2.4. The grievance based on the possible discrimination that the extradited person might suffer as a result of his membership in the Sikh religious minority was also not raised before the substantive court. In the appeal this membership is linked to the frequent use of torture by the Indian police force during separatist demonstrations dating back to the year 2013.

The complaint appears beyond general and as such must be disregarded.

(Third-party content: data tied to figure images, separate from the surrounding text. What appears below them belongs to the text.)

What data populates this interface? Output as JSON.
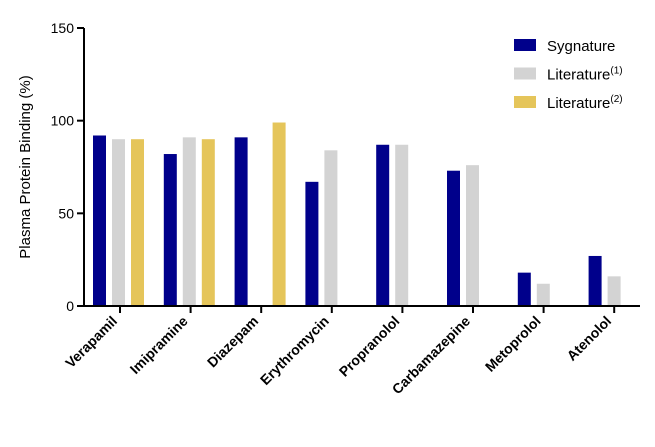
{
  "chart_data": {
    "type": "bar",
    "ylabel": "Plasma Protein Binding (%)",
    "ylim": [
      0,
      150
    ],
    "yticks": [
      0,
      50,
      100,
      150
    ],
    "categories": [
      "Verapamil",
      "Imipramine",
      "Diazepam",
      "Erythromycin",
      "Propranolol",
      "Carbamazepine",
      "Metoprolol",
      "Atenolol"
    ],
    "series": [
      {
        "name": "Sygnature",
        "name_sup": "",
        "color": "#00008B",
        "values": [
          92,
          82,
          91,
          67,
          87,
          73,
          18,
          27
        ]
      },
      {
        "name": "Literature",
        "name_sup": "(1)",
        "color": "#D3D3D3",
        "values": [
          90,
          91,
          null,
          84,
          87,
          76,
          12,
          16
        ]
      },
      {
        "name": "Literature",
        "name_sup": "(2)",
        "color": "#E5C55A",
        "values": [
          90,
          90,
          99,
          null,
          null,
          null,
          null,
          null
        ]
      }
    ],
    "legend_position": "top-right",
    "grid": false
  }
}
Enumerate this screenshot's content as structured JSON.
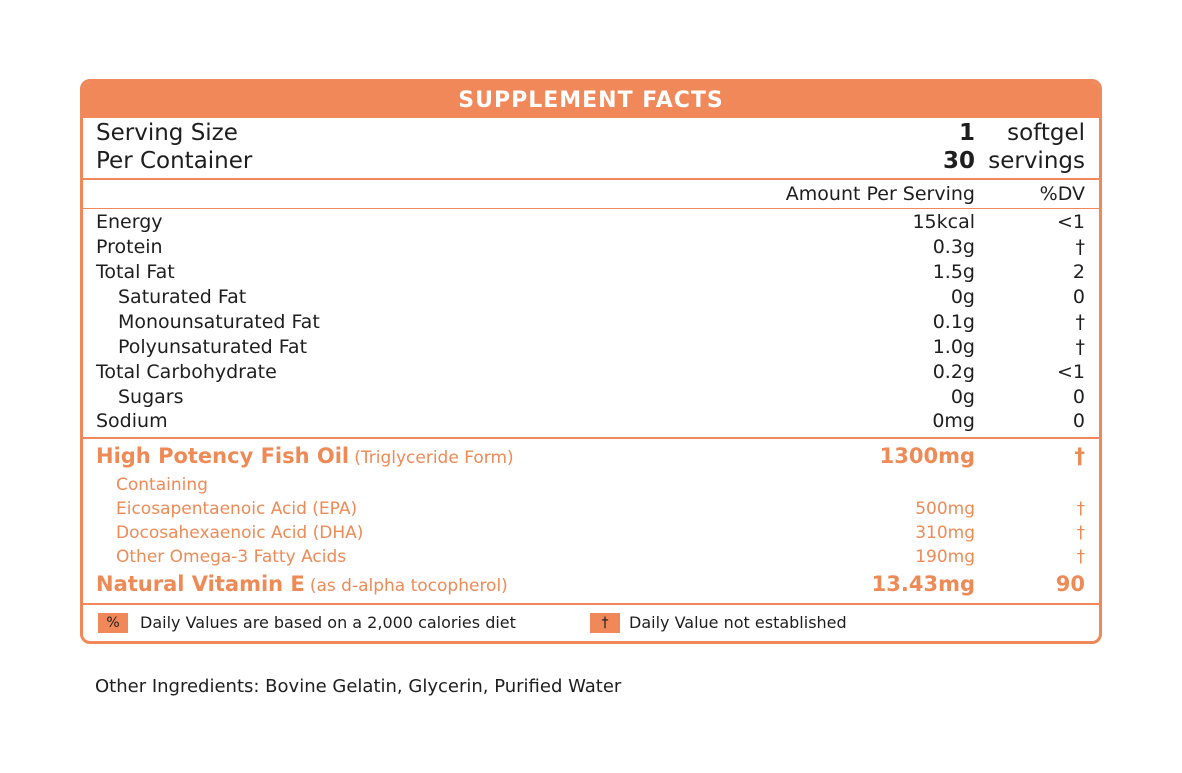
{
  "title": "SUPPLEMENT FACTS",
  "serving": {
    "size_label": "Serving Size",
    "size_qty": "1",
    "size_unit": "softgel",
    "container_label": "Per Container",
    "container_qty": "30",
    "container_unit": "servings"
  },
  "columns": {
    "amount": "Amount Per Serving",
    "dv": "%DV"
  },
  "nutrients": [
    {
      "name": "Energy",
      "amount": "15kcal",
      "dv": "<1",
      "indent": false
    },
    {
      "name": "Protein",
      "amount": "0.3g",
      "dv": "†",
      "indent": false
    },
    {
      "name": "Total Fat",
      "amount": "1.5g",
      "dv": "2",
      "indent": false
    },
    {
      "name": "Saturated Fat",
      "amount": "0g",
      "dv": "0",
      "indent": true
    },
    {
      "name": "Monounsaturated Fat",
      "amount": "0.1g",
      "dv": "†",
      "indent": true
    },
    {
      "name": "Polyunsaturated Fat",
      "amount": "1.0g",
      "dv": "†",
      "indent": true
    },
    {
      "name": "Total Carbohydrate",
      "amount": "0.2g",
      "dv": "<1",
      "indent": false
    },
    {
      "name": "Sugars",
      "amount": "0g",
      "dv": "0",
      "indent": true
    },
    {
      "name": "Sodium",
      "amount": "0mg",
      "dv": "0",
      "indent": false
    }
  ],
  "fish_oil": {
    "name": "High Potency Fish Oil",
    "form": "(Triglyceride Form)",
    "amount": "1300mg",
    "dv": "†",
    "containing_label": "Containing",
    "components": [
      {
        "name": "Eicosapentaenoic Acid (EPA)",
        "amount": "500mg",
        "dv": "†"
      },
      {
        "name": "Docosahexaenoic Acid (DHA)",
        "amount": "310mg",
        "dv": "†"
      },
      {
        "name": "Other Omega-3 Fatty Acids",
        "amount": "190mg",
        "dv": "†"
      }
    ]
  },
  "vitamin_e": {
    "name": "Natural Vitamin E",
    "form": "(as d-alpha tocopherol)",
    "amount": "13.43mg",
    "dv": "90"
  },
  "footnotes": [
    {
      "symbol": "%",
      "text": "Daily Values are based on a 2,000 calories diet"
    },
    {
      "symbol": "†",
      "text": "Daily Value not established"
    }
  ],
  "other_ingredients": "Other Ingredients: Bovine Gelatin, Glycerin, Purified Water",
  "colors": {
    "accent": "#f0885a",
    "text": "#1e1e1e",
    "accent_text": "#ee8a56"
  }
}
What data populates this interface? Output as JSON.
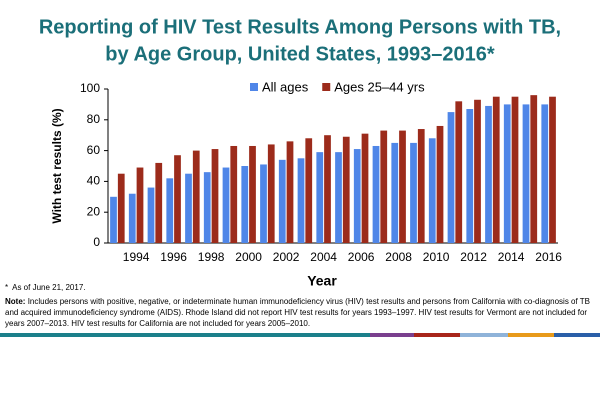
{
  "chart_data": {
    "type": "bar",
    "title": [
      "Reporting of HIV Test Results Among Persons with TB,",
      "by Age Group, United States, 1993–2016*"
    ],
    "ylabel": "With test results (%)",
    "xlabel": "Year",
    "categories": [
      null,
      "1994",
      null,
      "1996",
      null,
      "1998",
      null,
      "2000",
      null,
      "2002",
      null,
      "2004",
      null,
      "2006",
      null,
      "2008",
      null,
      "2010",
      null,
      "2012",
      null,
      "2014",
      null,
      "2016"
    ],
    "series": [
      {
        "name": "All ages",
        "color": "#4f86e8",
        "values": [
          30,
          32,
          36,
          42,
          45,
          46,
          49,
          50,
          51,
          54,
          55,
          59,
          59,
          61,
          63,
          65,
          65,
          68,
          85,
          87,
          89,
          90,
          90,
          90
        ]
      },
      {
        "name": "Ages 25–44 yrs",
        "color": "#9c2b1b",
        "values": [
          45,
          49,
          52,
          57,
          60,
          61,
          63,
          63,
          64,
          66,
          68,
          70,
          69,
          71,
          73,
          73,
          74,
          76,
          92,
          93,
          95,
          95,
          96,
          95
        ]
      }
    ],
    "ylim": [
      0,
      100
    ],
    "yticks": [
      0,
      20,
      40,
      60,
      80,
      100
    ],
    "legend": "top",
    "footnote": "*  As of June 21, 2017.",
    "note": {
      "label": "Note:",
      "text": "Includes persons with positive, negative, or indeterminate human immunodeficiency virus (HIV) test results and persons from California with co-diagnosis of TB and acquired immunodeficiency syndrome (AIDS).  Rhode Island did not report HIV test results for years 1993–1997.  HIV test results for Vermont are not included for years 2007–2013.  HIV test results for California are not included for years 2005–2010."
    }
  }
}
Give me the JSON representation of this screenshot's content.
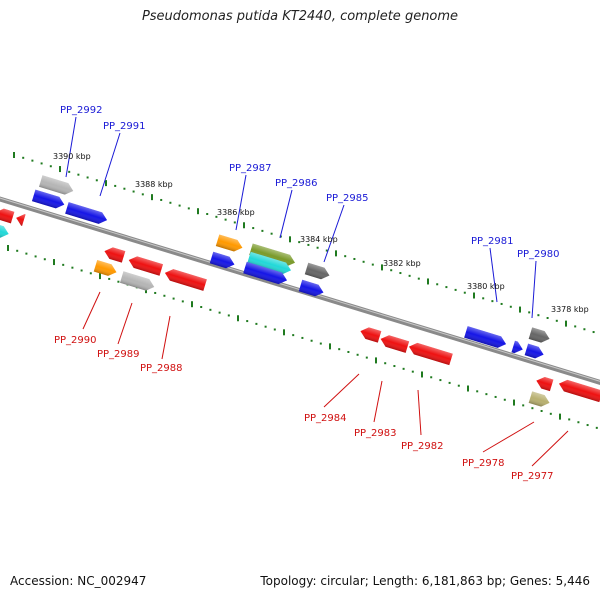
{
  "title": "Pseudomonas putida KT2440, complete genome",
  "footer": {
    "accession": "Accession: NC_002947",
    "summary": "Topology: circular; Length: 6,181,863 bp; Genes: 5,446"
  },
  "colors": {
    "backbone": "#8a8a8a",
    "tick": "#1f7a1f",
    "label_forward": "#1a1ad6",
    "label_reverse": "#d01010",
    "blue": "#1515e6",
    "red": "#ee1111",
    "orange": "#ff9900",
    "gray": "#b5b5b5",
    "darkgray": "#666666",
    "cyan": "#22d8d8",
    "olive": "#7a9a2a",
    "khaki": "#b8b070"
  },
  "position_labels": [
    "3390 kbp",
    "3388 kbp",
    "3386 kbp",
    "3384 kbp",
    "3382 kbp",
    "3380 kbp",
    "3378 kbp"
  ],
  "gene_labels": {
    "forward": [
      "PP_2992",
      "PP_2991",
      "PP_2987",
      "PP_2986",
      "PP_2985",
      "PP_2981",
      "PP_2980"
    ],
    "reverse": [
      "PP_2990",
      "PP_2989",
      "PP_2988",
      "PP_2984",
      "PP_2983",
      "PP_2982",
      "PP_2978",
      "PP_2977"
    ]
  }
}
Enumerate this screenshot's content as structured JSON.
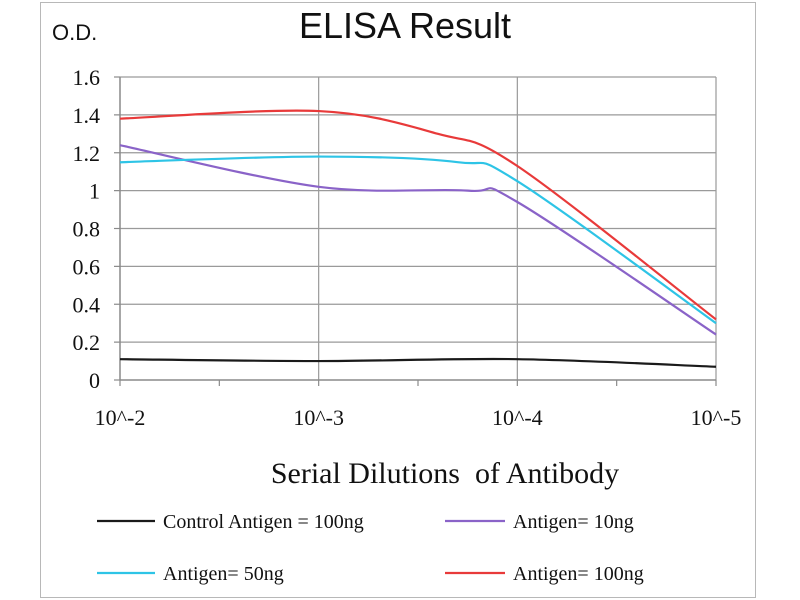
{
  "chart_data": {
    "type": "line",
    "title": "ELISA Result",
    "ylabel": "O.D.",
    "xlabel": "Serial Dilutions  of Antibody",
    "categories": [
      "10^-2",
      "10^-3",
      "10^-4",
      "10^-5"
    ],
    "ylim": [
      0,
      1.6
    ],
    "yticks": [
      "0",
      "0.2",
      "0.4",
      "0.6",
      "0.8",
      "1",
      "1.2",
      "1.4",
      "1.6"
    ],
    "grid": true,
    "legend_position": "bottom",
    "series": [
      {
        "name": "Control Antigen = 100ng",
        "color": "#1a1a1a",
        "points": [
          [
            0,
            0.11
          ],
          [
            1,
            0.1
          ],
          [
            2,
            0.11
          ],
          [
            3,
            0.07
          ]
        ]
      },
      {
        "name": "Antigen= 10ng",
        "color": "#8a63c8",
        "points": [
          [
            0,
            1.24
          ],
          [
            1,
            1.02
          ],
          [
            1.75,
            1.0
          ],
          [
            2,
            0.94
          ],
          [
            3,
            0.24
          ]
        ]
      },
      {
        "name": "Antigen= 50ng",
        "color": "#2ec4e6",
        "points": [
          [
            0,
            1.15
          ],
          [
            1,
            1.18
          ],
          [
            1.7,
            1.15
          ],
          [
            2,
            1.05
          ],
          [
            3,
            0.3
          ]
        ]
      },
      {
        "name": "Antigen= 100ng",
        "color": "#e83a3a",
        "points": [
          [
            0,
            1.38
          ],
          [
            1,
            1.42
          ],
          [
            1.6,
            1.3
          ],
          [
            2,
            1.13
          ],
          [
            3,
            0.32
          ]
        ]
      }
    ]
  }
}
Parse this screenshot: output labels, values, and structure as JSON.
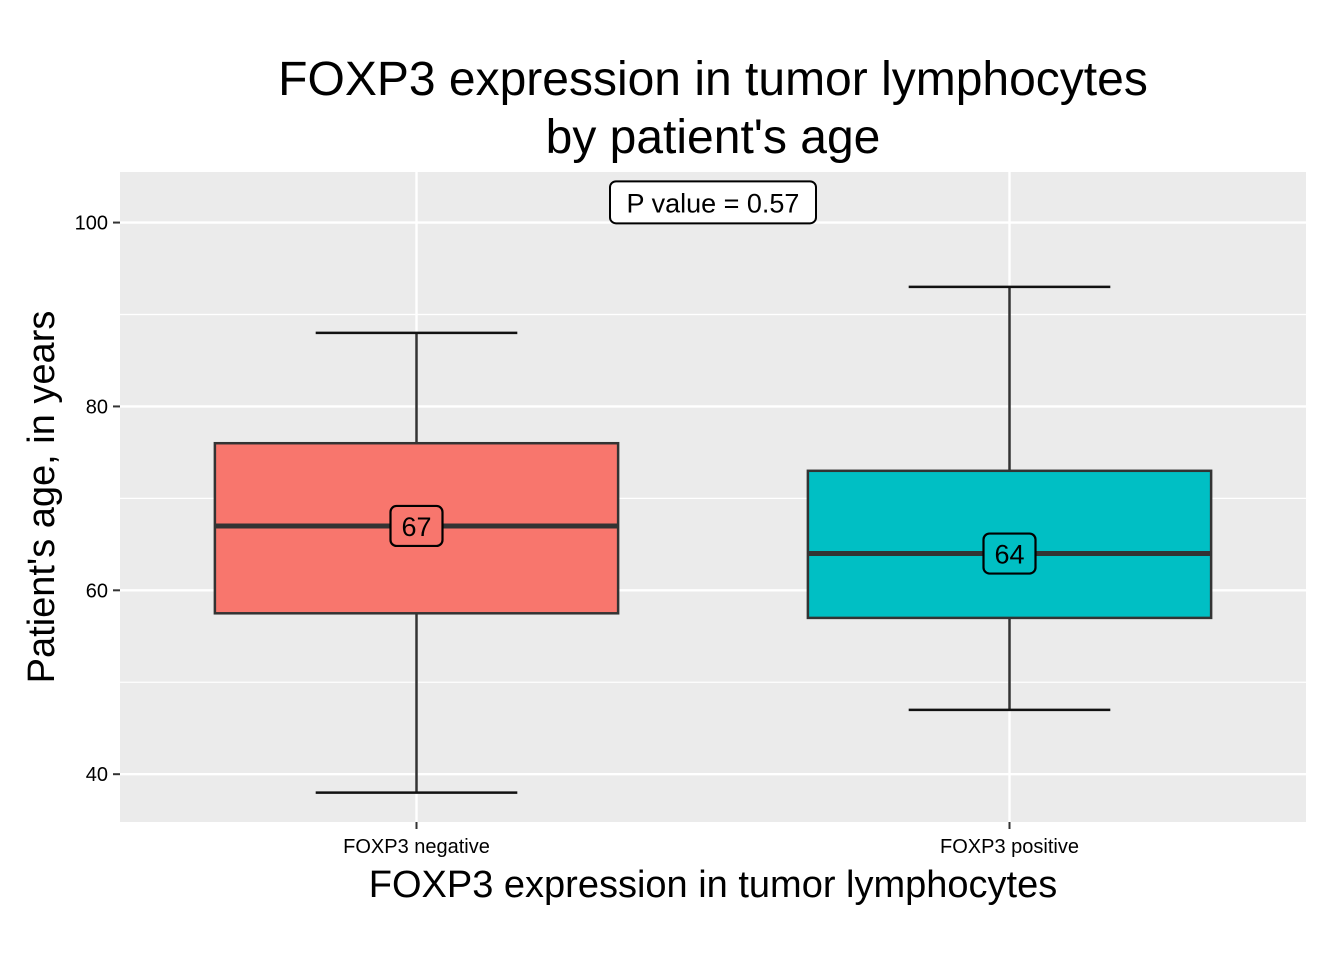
{
  "chart_data": {
    "type": "boxplot",
    "title_lines": [
      "FOXP3 expression in tumor lymphocytes",
      "by patient's age"
    ],
    "xlabel": "FOXP3 expression in tumor lymphocytes",
    "ylabel": "Patient's age, in years",
    "ylim": [
      34.8,
      105.5
    ],
    "yticks": [
      40,
      60,
      80,
      100
    ],
    "y_minor_ticks": [
      50,
      70,
      90
    ],
    "categories": [
      "FOXP3 negative",
      "FOXP3 positive"
    ],
    "boxes": [
      {
        "category": "FOXP3 negative",
        "min": 38,
        "q1": 57.5,
        "median": 67,
        "q3": 76,
        "max": 88,
        "median_label": "67",
        "color": "#F8766D"
      },
      {
        "category": "FOXP3 positive",
        "min": 47,
        "q1": 57,
        "median": 64,
        "q3": 73,
        "max": 93,
        "median_label": "64",
        "color": "#00BFC4"
      }
    ],
    "annotation": "P value = 0.57",
    "annotation_y": 102.2,
    "grid": true,
    "panel_color": "#EBEBEB"
  }
}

It is also a well-known fact that separatist actions of the Sikh minority took place in the state of Punjab during the years 1983-1984, when in a spiral of actions and retaliation, there were pogroms and murders of members of the minority as well as the killing of the Indian prime minister at the time (Indira Gandhi) by one of her ethnic Sikh bodyguards. It is equally notorious, however, that since then the greater autonomy granted to the state of Punjab and the full religious, cultural, and legal recognition of the minority has greatly attenuated those tensions, configuring a situation that, if it does not exclude the existence of fringe groups that still cultivate separatist and revenge ideas, cannot, however, be defined as oppressive or discriminatory against that community.

3. The appealed judgment should, therefore, be annulled limited to the above point with referral of the acts to another section of the territorial court for new judgment.

FPOR THESE REASONS

annuls the judgment and refers the case back to another section of the Turin Court of Appeals for new judgment.

Sends to the Clerk's Office for the fulfillments pursuant to Article 203 disp. att. cod. proc. penale.